I found this column by Gary Younge about Sesame Street in other countries pretty interesting. I mean, yeah, Gary Younge is a complete drooling idiot liberal, but once you cut through his dimwitted ideology in this article, there are some interesting facts to learn. Still, I want to give you fair warning and not downplay the total crap you have to drudge through to get to the interesting stuff; I mean, the guy keeps using the word “progressive” over and over, and the least of his mental offensives. Oh, and there’s that part about Palestinian children having trouble liking Israelis because of the tanks outside; what about the Israeli children, Gary, you ass, who actually are the targets of Palestinians? Know what, come to think of it, don’t read the article; it ain’t worth the trouble.
BTW, he mentions the Golden Arches Theory of Conflict Prevention which states that no two countries with McDonalds in them has ever gone to war. Anyone know if that is true?

5 Comments

  1. The McDonalds analogy has been extensively debunked, by no less a light than Prof.
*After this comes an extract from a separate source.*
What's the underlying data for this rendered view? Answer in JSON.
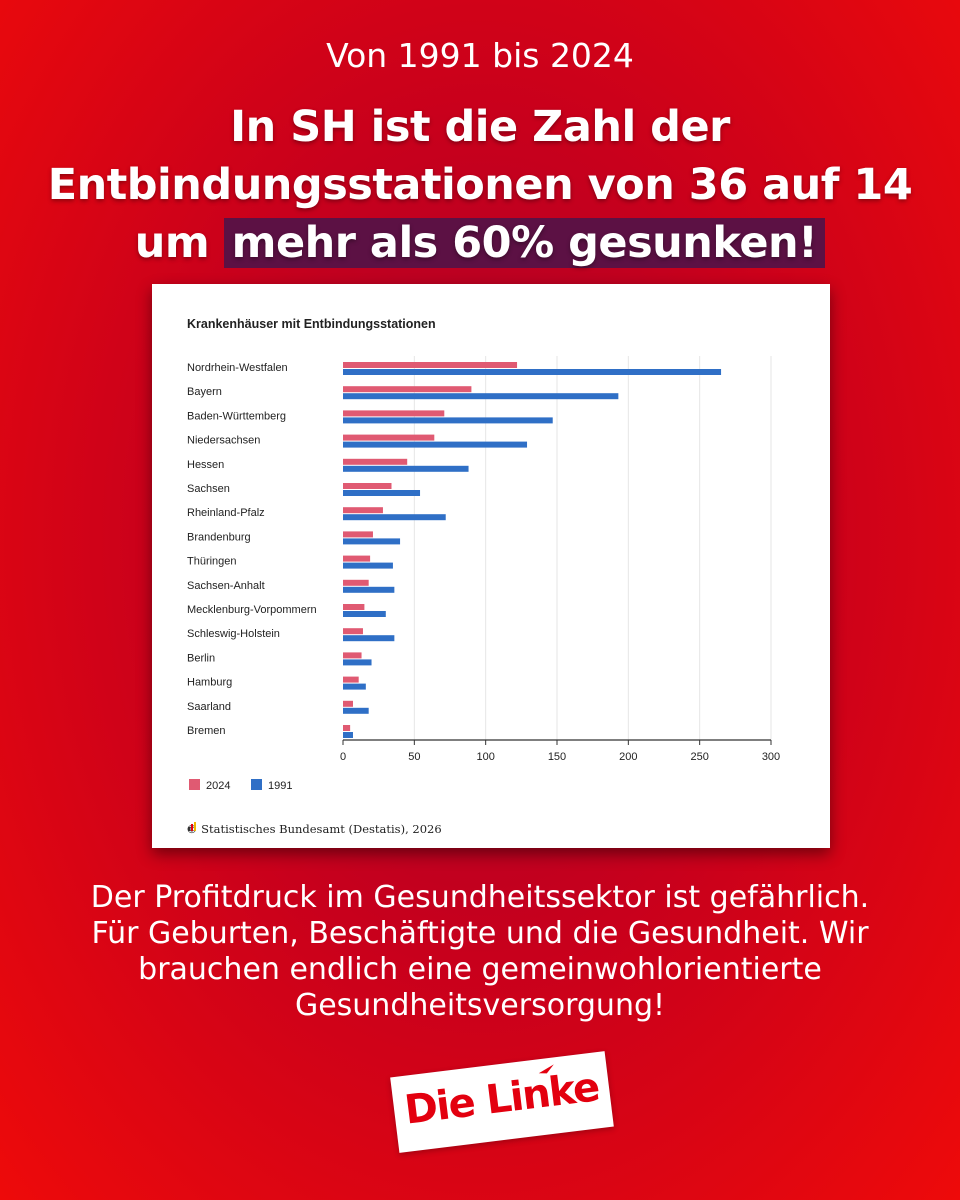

Arinan Kashnoogi at the University of Bombay.
    There were at least a hundred documented McDonald families living in the United States at the time of the American Revolution — and I think we can take as given that there were still a few McDonalds living in Scotland, despite the genocidal efforts of the Clan Campbell… [six pages of atrocities deleted for reasons of space]
    Anyway there were McDonalds in both Britain and America during the Revolution, so they’ve gone to war at least once.
    So I don’t think there’s a worldwide conspiracy of Bilderberger-like shadowy McDonalds controlling who delcares war and who doesn’t. I read that in the New York Times, so it must be true.

  2. I’m pretty sure that Yugoslavia had McDonalds, and I seem to recall that there was at least one earlier instance where countries that both had McDonalds went to war… But then again, I’m a damn hippy.

  3. Yugoslavia was the first to disprove this “theory.” Argentina didn’t have any McDonalds before the end of the Falklands war.
    I think this is because, until the 1990’s, McDonalds pretty much stayed out of littledictatorships, and Democracies haven’t go to war with each other in the past 50 years. . . but couldn’t we please make an exception for France?